Internal RAM, or IRAM or on-chip RAM (OCRAM), is the address range of RAM that is internal to the CPU. Some object files contain an .iram section.

== Internal RAM (Random-Access Memory) ==

=== History of Random-Access Memory (RAM) ===
Earlier forms of what we have today as DRAM started as drum memory which was an early form of memory for computers. The drum would have to be pre-loaded with data and small heads in the drum would read and write the pre-loaded information. After drum memory came Magnetic-core memory which would store information using the polarity of ferrite donuts' magnetic fields. Through these early trial and errors of computing memory, the final result was Dynamic Random Access Memory which we use today in our devices. Dynamic Random Access Memory or (RAM) was first invented in 1968 by Robert Dennard. He was born in Texas and is an engineer who created one of the first models of (RAM) which was first called Dynamic Random Access Memory. His invention led to computers being able to reach a new era of technological advancement.
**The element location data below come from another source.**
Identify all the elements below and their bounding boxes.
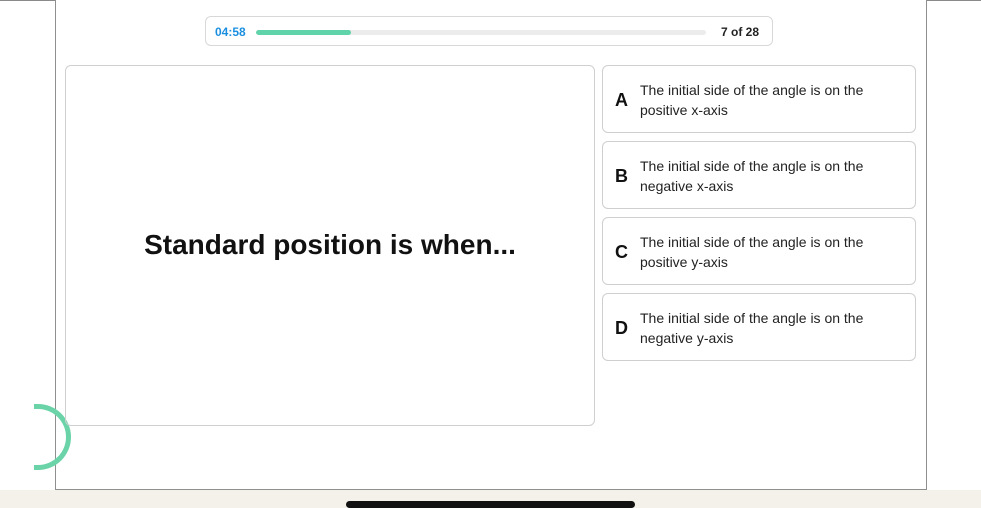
option-a-letter: A	[615, 90, 628, 110]
quiz-screen: 04:58 7 of 28 Standard position is when.…	[0, 0, 981, 508]
option-a[interactable]: A The initial side of the angle is on th…	[602, 65, 916, 133]
option-b[interactable]: B The initial side of the angle is on th…	[602, 141, 916, 209]
timer: 04:58	[215, 25, 246, 39]
option-c-text: The initial side of the angle is on the …	[640, 234, 864, 270]
option-c-letter: C	[615, 242, 628, 262]
option-b-letter: B	[615, 166, 628, 186]
option-d[interactable]: D The initial side of the angle is on th…	[602, 293, 916, 361]
progress-fill	[256, 30, 351, 35]
question-counter: 7 of 28	[720, 25, 759, 39]
option-b-text: The initial side of the angle is on the …	[640, 158, 864, 194]
option-a-text: The initial side of the angle is on the …	[640, 82, 864, 118]
question-card: Standard position is when...	[65, 65, 595, 426]
question-text: Standard position is when...	[144, 229, 516, 261]
home-indicator[interactable]	[346, 501, 635, 508]
progress-track	[256, 30, 706, 35]
option-d-letter: D	[615, 318, 628, 338]
option-d-text: The initial side of the angle is on the …	[640, 310, 864, 346]
option-c[interactable]: C The initial side of the angle is on th…	[602, 217, 916, 285]
quiz-topbar: 04:58 7 of 28	[205, 16, 773, 46]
=== General Information about RAM ===
Random Access Memory is memory storage that if found in electronic devices such as computers. It holds data while the computer is on so that it can be quickly accessed by the CPU or (Central Processing Unit). Ram is different from regular storage units such as Hard Disks, Solid State Drives, and Solid State Hybrid Drives. While these types of drives hold much permanent information, RAM holds temporary, yet important, information for the computer to receive. While using very minimal programs such as a browser or having a couple of programs open, a RAM is working so that it can load up small tasks like these. However when opening up bigger programs and more tabs for a computer to work harder the information is shifted from the RAM to other drives such as the hard disk.
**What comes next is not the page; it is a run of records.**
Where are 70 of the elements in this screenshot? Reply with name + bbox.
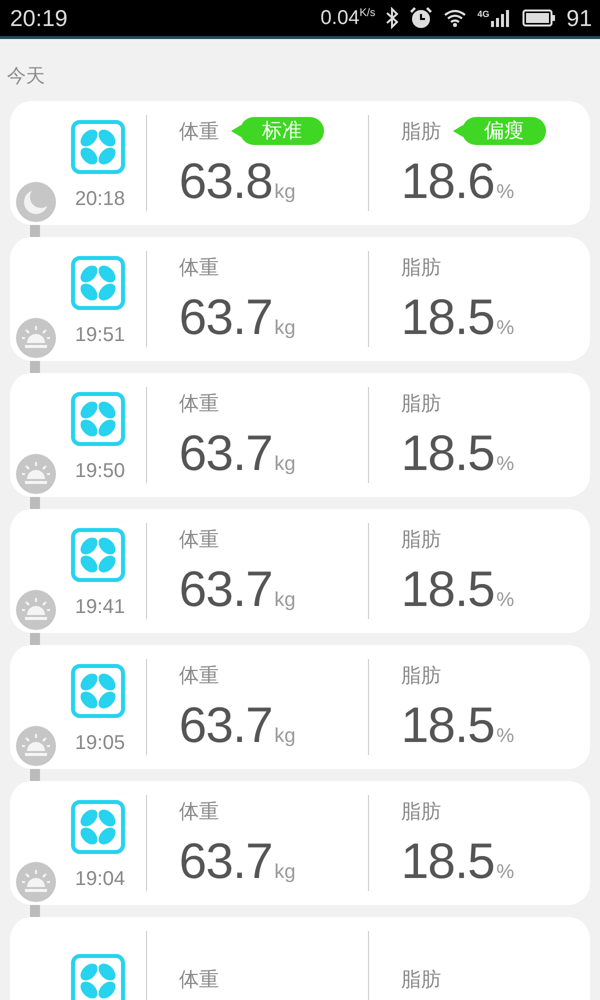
- fat-value: 18.5: [401, 832, 494, 890]
- weight-label: 体重: [179, 256, 219, 280]
- timeline-connector: [30, 769, 40, 781]
- fat-value: 18.6: [401, 152, 494, 210]
- sunrise-icon: [16, 318, 56, 358]
- timeline-connector: [30, 905, 40, 917]
- unit-label: kg: [274, 453, 296, 476]
- battery-level: 91: [566, 4, 592, 32]
- weight-value: 63.7: [179, 696, 272, 754]
- unit-label: kg: [274, 181, 296, 204]
- wifi-icon: [443, 8, 468, 28]
- fat-label: 脂肪: [401, 256, 441, 280]
- fat-label: 脂肪: [401, 392, 441, 416]
- fat-value: 18.5: [401, 288, 494, 346]
- timeline-connector: [30, 497, 40, 509]
- unit-label: kg: [274, 589, 296, 612]
- weight-label: 体重: [179, 800, 219, 824]
- weight-value: 63.7: [179, 832, 272, 890]
- weight-value: 63.8: [179, 152, 272, 210]
- timeline-connector: [30, 633, 40, 645]
- record-time: 19:04: [74, 868, 125, 890]
- network-type: 4G: [477, 9, 490, 19]
- fat-label: 脂肪: [401, 968, 441, 992]
- scale-icon: [71, 392, 125, 446]
- scale-icon: [71, 528, 125, 582]
- unit-label: %: [496, 317, 514, 340]
- clock-time: 20:19: [10, 4, 68, 32]
- sunrise-icon: [16, 862, 56, 902]
- record-time: 19:50: [74, 460, 125, 482]
- fat-value: 18.5: [401, 696, 494, 754]
- unit-label: %: [496, 589, 514, 612]
- timeline-connector: [30, 225, 40, 237]
- timeline-connector: [30, 361, 40, 373]
- sunrise-icon: [16, 454, 56, 494]
- fat-label: 脂肪: [401, 800, 441, 824]
- fat-label: 脂肪: [401, 664, 441, 688]
- sunrise-icon: [16, 590, 56, 630]
- unit-label: kg: [274, 725, 296, 748]
- scale-icon: [71, 664, 125, 718]
- unit-label: kg: [274, 317, 296, 340]
- alarm-clock-icon: [409, 6, 434, 30]
- unit-label: %: [496, 181, 514, 204]
- weight-label: 体重: [179, 968, 219, 992]
- fat-label: 脂肪: [401, 528, 441, 552]
- scale-icon: [71, 800, 125, 854]
- unit-label: kg: [274, 861, 296, 884]
- weight-label: 体重: [179, 392, 219, 416]
- unit-label: %: [496, 453, 514, 476]
- unit-label: %: [496, 725, 514, 748]
- fat-value: 18.5: [401, 424, 494, 482]
- bluetooth-icon: [385, 7, 400, 29]
- fat-value: 18.5: [401, 560, 494, 618]
- weight-value: 63.7: [179, 424, 272, 482]
- weight-value: 63.7: [179, 560, 272, 618]
- weight-label: 体重: [179, 120, 219, 144]
- battery-icon: [522, 9, 556, 27]
- weight-label: 体重: [179, 664, 219, 688]
- fat-label: 脂肪: [401, 120, 441, 144]
- record-time: 20:18: [74, 188, 125, 210]
- sunrise-icon: [16, 726, 56, 766]
- moon-icon: [16, 182, 56, 222]
- unit-label: %: [496, 861, 514, 884]
- weight-label: 体重: [179, 528, 219, 552]
- scale-icon: [71, 120, 125, 174]
- weight-value: 63.7: [179, 288, 272, 346]
- record-time: 19:05: [74, 732, 125, 754]
- record-time: 19:41: [74, 596, 125, 618]
- scale-icon: [71, 256, 125, 310]
- record-time: 19:51: [74, 324, 125, 346]
- section-title: 今天: [6, 65, 46, 89]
=== Technical Properties of RAM ===
Generally, IRAM is composed of very high speed SRAM located alongside of the CPU. It acts similar to a CPU cache, but is software addressable. This saves transistors and power, and is potentially much faster, but forces programmers to specifically allocate it in order to benefit. In contrast, cache is invisible to the programmer. Associated with speed, the more RAM there is in the system, the faster the computer can run, because it allows the RAM to run more information through to the computer's (CPU). Not only does adding more RAM to a computer help it run faster, it helps boots up a computer immensely faster compared to booting up a system with less RAM. Another important factor of speed has to do with how fast transfer rate speeds are. For example a stick of RAM that has only 512 megabytes of transfer speed is too slow compared to a stick of RAM that has 16 gigabytes of transfer speeds. Not only does the transfer speeds depend of how fast a RAM can process information, the type of stick of RAM depends as well. For example, there are sticks that can be used DDR3, DDR4 and DDR5. Between these three models the DDR3 is the oldest and has slower speed compared to DDR4 which most computer run nowadays DDR4 has a slower speed compared the DDR5 ram which uses less power and has double the bandwidth compared to the DDR4 RAM.